In diese Richtung weisen standardisierte Befragungen: Auf die entsprechende Frage des World Values Survey antworten in China insgesamt 77 Prozent, dass sie Menschen, denen sie zum ersten Mal begegnen, "wenig" bis "gar kein Vertrauen" entgegenbringen. Für Deutschland liegt der Wert zehn Prozentpunkte darunter. An dieses diffuse Gefühl der Verunsicherung knüpft der chinesische Parteistaat an, wenn er sein soziales Bonitätssystem propagiert.
"Ein zweiter Personalausweis"
Das angedachte System soll in den Jahren 2014 bis 2020 in einer Reihe von Pilotprojekten in einzelnen Städten erprobt und dann vereinheitlicht werden.
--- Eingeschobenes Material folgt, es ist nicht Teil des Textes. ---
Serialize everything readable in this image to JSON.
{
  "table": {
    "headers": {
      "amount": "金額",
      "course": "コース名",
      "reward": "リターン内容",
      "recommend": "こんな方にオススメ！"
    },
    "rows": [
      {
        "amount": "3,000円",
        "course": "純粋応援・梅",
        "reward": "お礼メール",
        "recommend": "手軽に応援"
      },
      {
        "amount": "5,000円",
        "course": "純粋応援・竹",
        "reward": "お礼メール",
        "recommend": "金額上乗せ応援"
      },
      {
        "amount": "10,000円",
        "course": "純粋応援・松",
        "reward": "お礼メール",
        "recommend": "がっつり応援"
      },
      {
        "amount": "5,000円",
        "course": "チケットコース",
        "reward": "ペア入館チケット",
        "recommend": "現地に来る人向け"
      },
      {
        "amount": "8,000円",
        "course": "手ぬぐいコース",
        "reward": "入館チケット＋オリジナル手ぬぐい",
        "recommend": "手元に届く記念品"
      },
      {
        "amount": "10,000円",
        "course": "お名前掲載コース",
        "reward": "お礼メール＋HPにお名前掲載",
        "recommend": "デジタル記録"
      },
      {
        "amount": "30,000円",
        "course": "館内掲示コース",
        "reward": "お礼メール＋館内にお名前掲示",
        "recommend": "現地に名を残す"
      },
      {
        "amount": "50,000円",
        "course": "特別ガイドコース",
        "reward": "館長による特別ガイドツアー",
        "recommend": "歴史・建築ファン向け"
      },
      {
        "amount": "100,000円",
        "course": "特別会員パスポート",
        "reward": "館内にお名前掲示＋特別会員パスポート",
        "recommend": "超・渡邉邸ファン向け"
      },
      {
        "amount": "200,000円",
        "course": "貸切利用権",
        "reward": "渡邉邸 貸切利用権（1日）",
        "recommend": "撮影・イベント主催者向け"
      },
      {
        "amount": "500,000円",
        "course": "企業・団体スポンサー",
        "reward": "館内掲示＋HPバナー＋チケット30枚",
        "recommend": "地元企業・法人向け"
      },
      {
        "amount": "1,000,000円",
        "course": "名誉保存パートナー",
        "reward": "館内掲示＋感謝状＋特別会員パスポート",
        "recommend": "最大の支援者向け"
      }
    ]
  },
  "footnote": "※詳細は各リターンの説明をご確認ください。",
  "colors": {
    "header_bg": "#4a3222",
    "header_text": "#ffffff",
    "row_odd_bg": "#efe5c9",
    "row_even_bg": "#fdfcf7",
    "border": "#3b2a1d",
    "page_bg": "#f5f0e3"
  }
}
Zugleich laufen ähnliche Bestrebungen kommerzieller Betreiber. Die beiden Internetgiganten Alibaba und Tencent, welche mit ihren digitalen und mobilen Zahlungssystemen den Markt dominieren, bieten mit "Sesame Credit" beziehungsweise "Tencent Credit" jeweils eigene Bewertungssysteme für die Nutzer ihrer Zahlungsplattformen an. Bessere Scores erleichtern beispielsweise den Zugang zu Krediten oder erlauben die kautionsfreie Anmietung von Fahrrädern, Autos oder Wohnungen.
Obwohl die genauen Methoden, wie die Scores ermittelt werden, nicht transparent sind, lassen sich diese Programme als Mischung aus Schufa und Treuepunkten beschreiben: Es gehen also einerseits Daten über die rechtzeitige Bezahlung von Rechnungen ein, aber auch ein höheres Transaktionsvolumen, genauere Angaben zur eigenen Person sowie das persönliche soziale Netzwerk beeinflussen den Punktestand positiv. Die Art der Einkäufe oder Personalangaben soll hingegen ohne Einfluss sein. Wichtig ist nur, dass man Beschäftigungsstatus, Bildungsstand und Konsumgewohnheiten verrät, damit das Unternehmen personalisierte Werbung verschicken kann.
"Naming and shaming gehören schon lange zum Repertoire der sozialen Kontrolle in China."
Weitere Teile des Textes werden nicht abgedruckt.